The Political Beatle

image from www.beatlesinterviews.org I remember switching on the radio one sunny winter day in 1980 to hear WXRT disc jockey Terri Hemmert say, “I’m just trying to get through this day the best I can.” Like a lot of teenaged boys at the time, I had a radio crush on Hemmert, and I immediately became concerned that the usually genial, quick-witted DJ was breaking down on the air. A few moments later, Hemmert, a devout Beatle fan, announced that John Lennon had been killed.

Everybody has their own John Lennon. From what I’ve seen of the remembrances of him on the anniversary of his death, an enduring favorite is the John Lennon of Double Fantasy, that home-baked-bread album that established his persona as the Domestic Beatle. My John Lennon, though, is the Political Beatle.

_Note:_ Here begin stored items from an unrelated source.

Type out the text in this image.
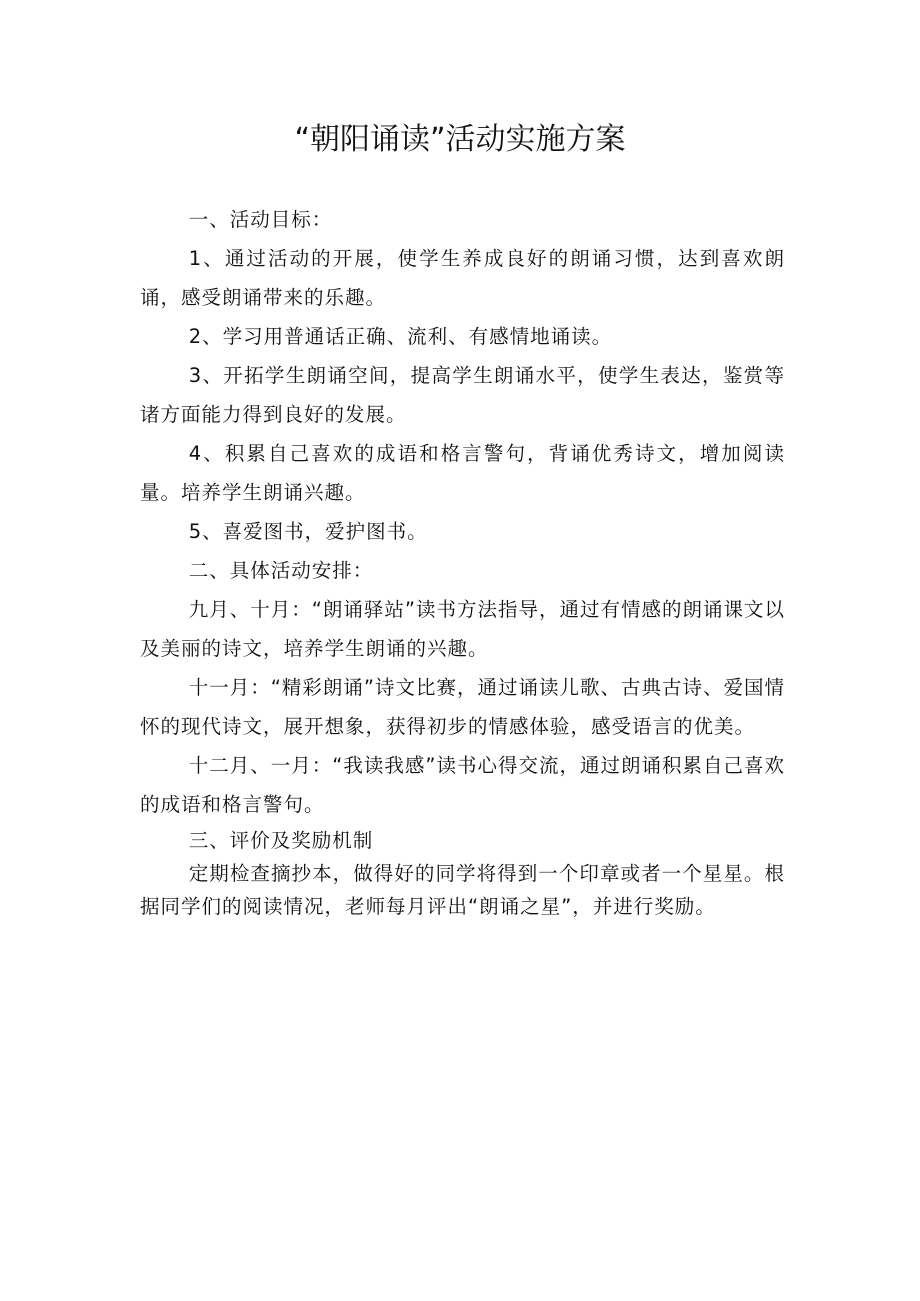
“朝阳诵读”活动实施方案

一、活动目标：

1、通过活动的开展，使学生养成良好的朗诵习惯，达到喜欢朗诵，感受朗诵带来的乐趣。

2、学习用普通话正确、流利、有感情地诵读。

3、开拓学生朗诵空间，提高学生朗诵水平，使学生表达，鉴赏等诸方面能力得到良好的发展。

4、积累自己喜欢的成语和格言警句，背诵优秀诗文，增加阅读量。培养学生朗诵兴趣。

5、喜爱图书，爱护图书。

二、具体活动安排：

九月、十月：“朗诵驿站”读书方法指导，通过有情感的朗诵课文以及美丽的诗文，培养学生朗诵的兴趣。

十一月：“精彩朗诵”诗文比赛，通过诵读儿歌、古典古诗、爱国情怀的现代诗文，展开想象，获得初步的情感体验，感受语言的优美。

十二月、一月：“我读我感”读书心得交流，通过朗诵积累自己喜欢的成语和格言警句。

三、评价及奖励机制

定期检查摘抄本，做得好的同学将得到一个印章或者一个星星。根据同学们的阅读情况，老师每月评出“朗诵之星”，并进行奖励。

This Lennon was established in a much earlier solo project, the 1966 film How I Won The War, directed by A Hard Day’s Night director Richard Lester. Look magazine fumbles for words to describe the new Lennon:

Whoever would have dreamed that beneath that mop lurked a Renaissance man? Yet there, shorn, sits John Lennon, champion minstrel, literary Beatle, coarse truthsayer, who turned Christendom on with one wildly misunderstood gibe at cant. Now, face white, tunic red, playing wounded in a field of weeds, this pop-rock De Vinci is proposing to act for real. Relaxed to all appearances, he is all knots inside.